Training Day – Part 5 Shake the Pump!
The words of the late Jimmy Jewel have stuck in my mind for many years and what he said is what most climbers dream of. “If I can stick the hold, I can hold it forever”.
Jimmy was a renowned British solo climber back in the late 80′s and what he said has been an ambition of mine ever since I heard it, I don’t want to get pumped! If you have been following some of my tips so far you should feel a lot stronger on the rock. Now the problem will be, how does one keep that pump at bay.
My personal break through into the higher grades came only once I had learned how to train endurance. I was as strong as an ox back then in the late 80′s. I could do one arm pull ups left and right, I could do three sets of eight pull ups with 34kgs of extra weight and I could hang on the smallest holds, but I could only climb grade 20, max! I just got pumped out of my bracket after 8 -10 moves, that was normally after clipping the third bolt. Climbing friends of mine couldn’t believe how badly I did on rock.
Having seen me training, they thought I must be up there in the big grades. They were surprised and I was desperate for an answer. I read my first training book by Wolfgang Gulich and started thinking and training like an athlete.
For me and for most climbers the answer was quite simple, get a stop watch and train for endurance. If you want to run a marathon you need to run more than a few kilometres in your training.

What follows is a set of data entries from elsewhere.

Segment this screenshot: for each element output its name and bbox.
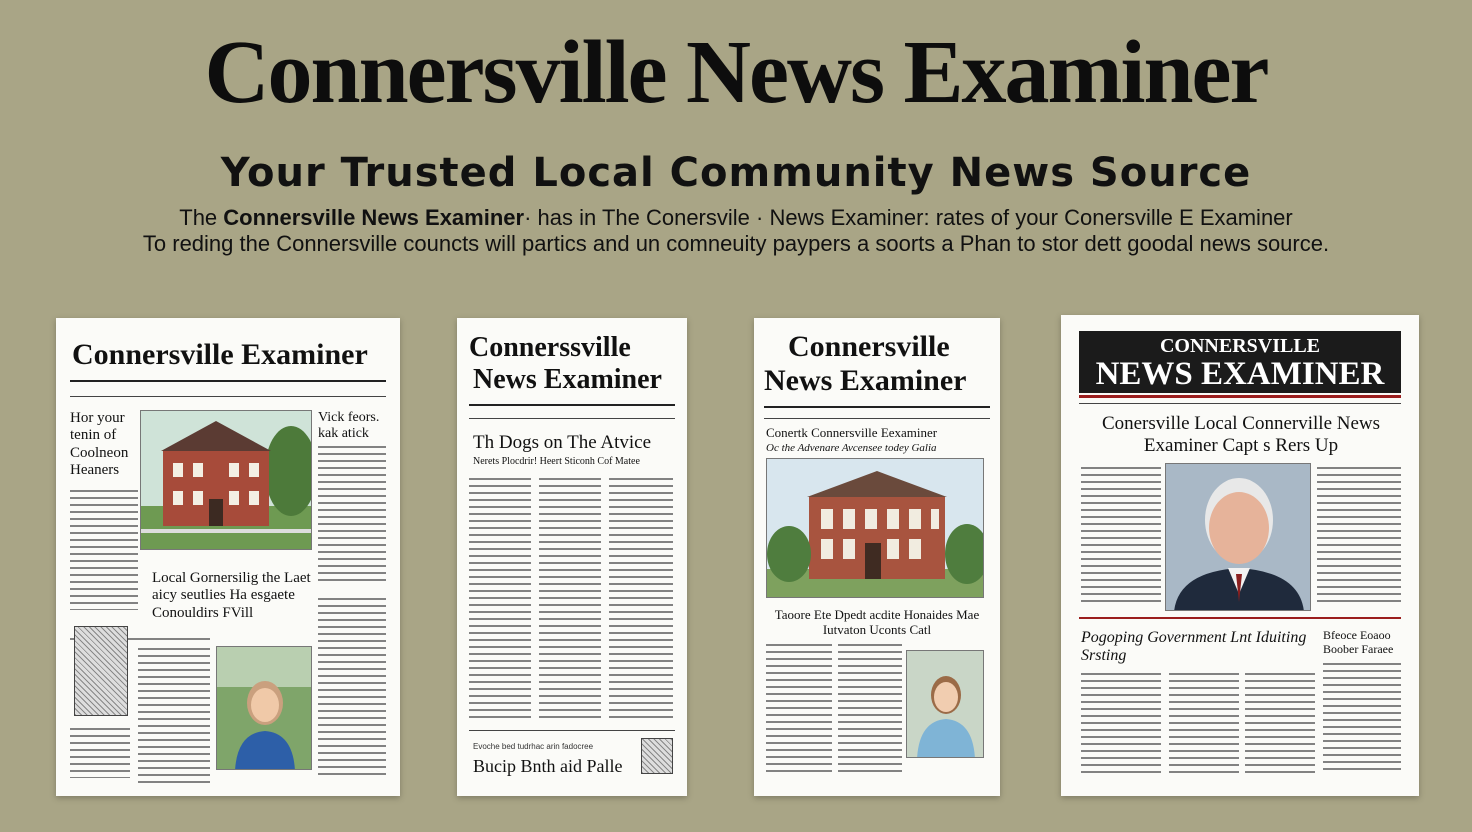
text-column (469, 478, 531, 718)
subhead: Nerets Plocdrir! Heert Sticonh Cof Matee (473, 456, 640, 467)
newspaper-front-page-1[interactable] (56, 318, 400, 796)
text-column (609, 478, 673, 718)
text-column (1081, 673, 1161, 773)
title-rule (70, 380, 386, 382)
paper-title-line-1: Connerssville (469, 332, 631, 363)
banner-top: CONNERSVILLE (1159, 335, 1321, 357)
school-building-illustration (767, 459, 984, 598)
intro-blurb (40, 205, 1432, 257)
sketch-illustration (641, 738, 673, 774)
title-rule (469, 404, 675, 406)
front-headline: Local Gornersilig the Laet aicy seutlies Ha esgaete Conouldirs FVill (152, 570, 311, 621)
front-headline: Conertk Connersville Eexaminer (766, 425, 938, 440)
blurb-prefix: The (179, 205, 224, 230)
subhead: Oc the Advenare Avcensee todey Galia (766, 442, 937, 454)
dateline-rule (70, 396, 386, 397)
man-portrait (1166, 464, 1311, 611)
paper-title-line-2: News Examiner (764, 364, 967, 397)
portrait-photo (906, 650, 984, 758)
text-column (318, 598, 386, 778)
text-column (1323, 663, 1401, 773)
paper-title-line-1: Connersville (788, 330, 950, 363)
blurb-rest: · has in The Conersvile · News Examiner: rates of your Conersville E Examiner (524, 205, 1293, 230)
paper-title-line-2: News Examiner (473, 364, 662, 395)
dateline-rule (1079, 403, 1401, 404)
sketch-illustration (74, 626, 128, 716)
accent-rule (1079, 395, 1401, 398)
text-column (766, 644, 832, 774)
tagline: Your Trusted Local Community News Source (220, 150, 1252, 196)
text-column (70, 490, 138, 610)
building-photo (140, 410, 312, 550)
side-heading: Hor your tenin of Coolneon Heaners (70, 410, 129, 478)
footer-headline: Bucip Bnth aid Palle (473, 756, 623, 776)
text-column (838, 644, 902, 774)
text-column (1317, 467, 1401, 607)
text-column (1245, 673, 1315, 773)
woman-portrait (217, 647, 312, 770)
blurb-line-2: To reding the Connersville councts will partics and un comneuity paypers a soorts a Phan to stor dett goodal news source. (142, 231, 1330, 256)
subhead: Pogoping Government Lnt Iduiting Srsting (1081, 629, 1307, 665)
text-column (138, 648, 210, 788)
masthead-banner (1079, 331, 1401, 393)
text-column (1081, 467, 1161, 607)
dateline-rule (764, 418, 990, 419)
dateline-rule (469, 418, 675, 419)
front-headline: Th Dogs on The Atvice (473, 432, 652, 453)
banner-main: NEWS EXAMINER (1095, 356, 1385, 392)
masthead-title: Connersville News Examiner (204, 23, 1268, 122)
text-column (539, 478, 601, 718)
woman-portrait (907, 651, 984, 758)
newspaper-front-page-4[interactable] (1061, 315, 1419, 796)
side-heading: Bfeoce Eoaoo Boober Faraee (1323, 628, 1394, 656)
brick-building-illustration (141, 411, 312, 550)
portrait-photo (216, 646, 312, 770)
accent-rule (1079, 617, 1401, 619)
footer-small-text: Evoche bed tudrhac arin fadocree (473, 742, 594, 751)
newspaper-front-page-2[interactable] (457, 318, 687, 796)
paper-title: Connersville Examiner (72, 338, 368, 371)
title-rule (764, 406, 990, 408)
portrait-photo (1165, 463, 1311, 611)
side-note: Vick feors. kak atick (318, 410, 380, 442)
blurb-line-1 (40, 205, 1432, 231)
blurb-paper-name: Connersville News Examiner (223, 205, 525, 230)
building-photo (766, 458, 984, 598)
photo-caption: Taoore Ete Dpedt acdite Honaides Mae Iutvaton Uconts Catl (774, 607, 980, 637)
newspaper-front-page-3[interactable] (754, 318, 1000, 796)
text-column (1169, 673, 1239, 773)
front-headline: Conersville Local Connerville News Examiner Capt s Rers Up (1101, 413, 1381, 456)
footer-rule (469, 730, 675, 731)
text-column (318, 446, 386, 586)
text-column (70, 728, 130, 778)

On the boulder wall this athlete mind set would equate to climbing for 20 minutes non stop. This would mean combining laps on easier problems with long traverses and throwing a harder problem in to the mix every now and then for some spice. It helps training with a friend as it can get monotonous and some good music helps too. After having done your 20 minutes a good rest for full recovery is needed and then it is back onto the wall for the next 20 minutes. You and a friend could alternate 20 on 20 off.
On a climbing wall where the route selection is probably easier than on a boulder wall 40 minute work outs are required. Once again alternate with your climbing partner and climb up and down routes on lead and top rope, change from one route to the next as quickly as possible. Ideally you should try and find 3 or 4 routes of the right grade next to one another and just top rope up and down them. Choose routes that are easy enough so that you do not fall off and try not to have a definite crux in the route, if there is a crux then use other holds to keep the flow and right intensity.
The aim here is to climb until the alarm on the watch goes, do not stop earlier, this is what the mind will want to do. Your body can go further than you think, you just have to believe that now. This kind of training is not very hard on the body and a full days rest is required before you train again. What I do is warm up well then do some hard problems, maybe half a boulder session, then finish off with 1 – 3, 20 minute non stop bouldering blocks.
Watch how your endurance picks up and amazingly you start feeling good on the rock as well. The long climbing sessions teach you to flow, not over grip, milk the rests and climb in balance at all times. You start to climb automatically with a kind of instinct as your engram’s are awakened and body memory takes over.
The vertical now becomes your world and you will find the pump takes a lot longer to set in and when it does
you can shake it off with one or two shakes of the arm to carry on up to clip those chains!